Principal Dr. James Glass holds a Ph.D. in architectural history and historic preservation planning from Cornell University, an M.A. in the history of urban development from Cornell, an M.A. in Latin American history from Indiana University, and a B.A. in history and Spanish from the University of Indianapolis. He is considered an authority on the National Historic Preservation Act of 1966 and has written a book and several articles on the history of the National Historic Preservation Act and its programs. He also is an expert on the history of the Gas Boom of East Central Indiana and how it helped develop Indiana into an industrial state. He is co-author of the Arcadia Press book, The Gas Boom of East Central Indiana.
Dr. Glass has served as Director of the Indiana Division of Historic Preservation and Archaeology and Deputy State Historic Preservation Officer (SHPO) for Indiana twice. As such, he has administered and has a detailed understanding of all of the programs of the National Historic Preservation Act, including the National Register of Historic Places, Section 106 review, surveys of historic properties, federal historic rehabilitation tax credit program, and federal Historic Preservation Fund grant program. He also has administered state historic preservation and archaeology programs in Indiana, including the Indiana Register of Historic Sites and Structures, the Indiana historic rehabilitation tax credit programs for commercial buildings and homeowners of historic homes, reviewing state projects affecting state-owned historic buildings, and the state archaeological laws.
He also has served as Project Manager for Historic Preservation at the firm of Greenhorne & O’Mara, Inc. of Greenbelt, Maryland and while there managed projects for federal, state, and private clients. These included developing for the U.S. Navy a prototype for historic and archaeological resources plans; preparing 5 such plans for Navy bases; conducting surveys of historic resources on private properties and making recommendations for which historic features should be retained; preparing design guidelines for the historic buildings and features of the U.S. Naval Academy at Annapolis; and conducting a survey of historic church buildings in Montgomery County, Maryland.

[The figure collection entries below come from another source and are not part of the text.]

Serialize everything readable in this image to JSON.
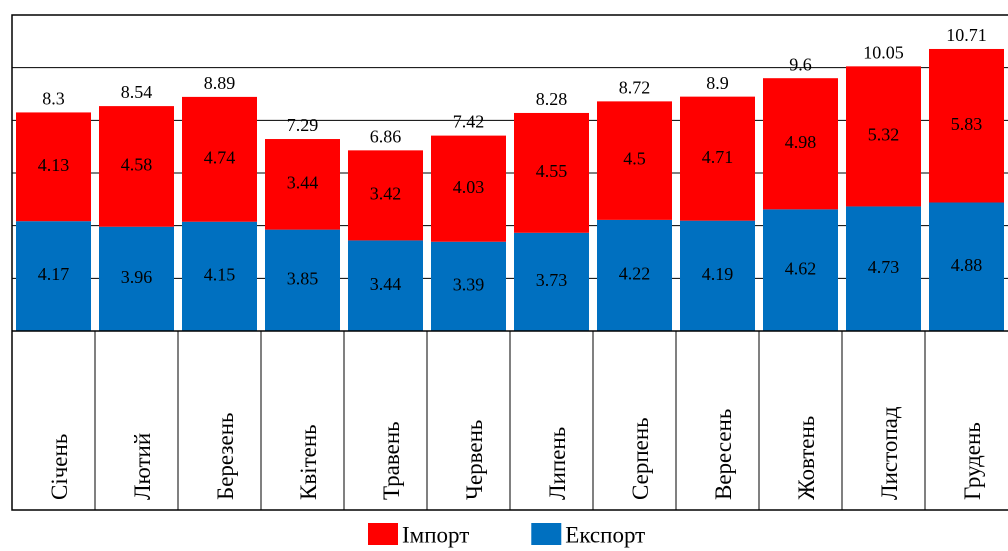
{
  "chart_data": {
    "type": "stacked-bar",
    "categories": [
      "Січень",
      "Лютий",
      "Березень",
      "Квітень",
      "Травень",
      "Червень",
      "Липень",
      "Серпень",
      "Вересень",
      "Жовтень",
      "Листопад",
      "Грудень"
    ],
    "series": [
      {
        "name": "Імпорт",
        "color": "#ff0000",
        "values": [
          4.13,
          4.58,
          4.74,
          3.44,
          3.42,
          4.03,
          4.55,
          4.5,
          4.71,
          4.98,
          5.32,
          5.83
        ]
      },
      {
        "name": "Експорт",
        "color": "#0070c0",
        "values": [
          4.17,
          3.96,
          4.15,
          3.85,
          3.44,
          3.39,
          3.73,
          4.22,
          4.19,
          4.62,
          4.73,
          4.88
        ]
      }
    ],
    "totals": [
      8.3,
      8.54,
      8.89,
      7.29,
      6.86,
      7.42,
      8.28,
      8.72,
      8.9,
      9.6,
      10.05,
      10.71
    ],
    "ylim": [
      0,
      12
    ],
    "yticks": [
      0,
      2,
      4,
      6,
      8,
      10,
      12
    ],
    "grid": true,
    "legend": "bottom"
  }
}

As founding Director of the Center for Historic Preservation at Ball State, Dr. Glass oversaw the efforts of two project coordinators and as many as 10 graduate preservation students in carrying out client projects involving historic structures reports for Indiana state historic sites, heritage tourism walking tour brochures for six communities; preparation of National Register applications for historic districts in five Indiana communities; and studies of the impact of the Indiana Gas Boom on five Indiana communities.
Since 2003, Dr. Glass has written a popular column for the Indianapolis Star about Indiana and Indianapolis history and heritage. Among his topics has been adaptive uses for historic church buildings, spas and resorts in Indiana history, buildings associated with fraternal orders, the Underground Railroad in Indiana, historic preservation in Elkhart, Indiana, the history and architecture of Brookville, Indiana, the Frances Slocum Trail in north central Indiana, the Vonnegut family of Indianapolis, and the Indianapolis City Market.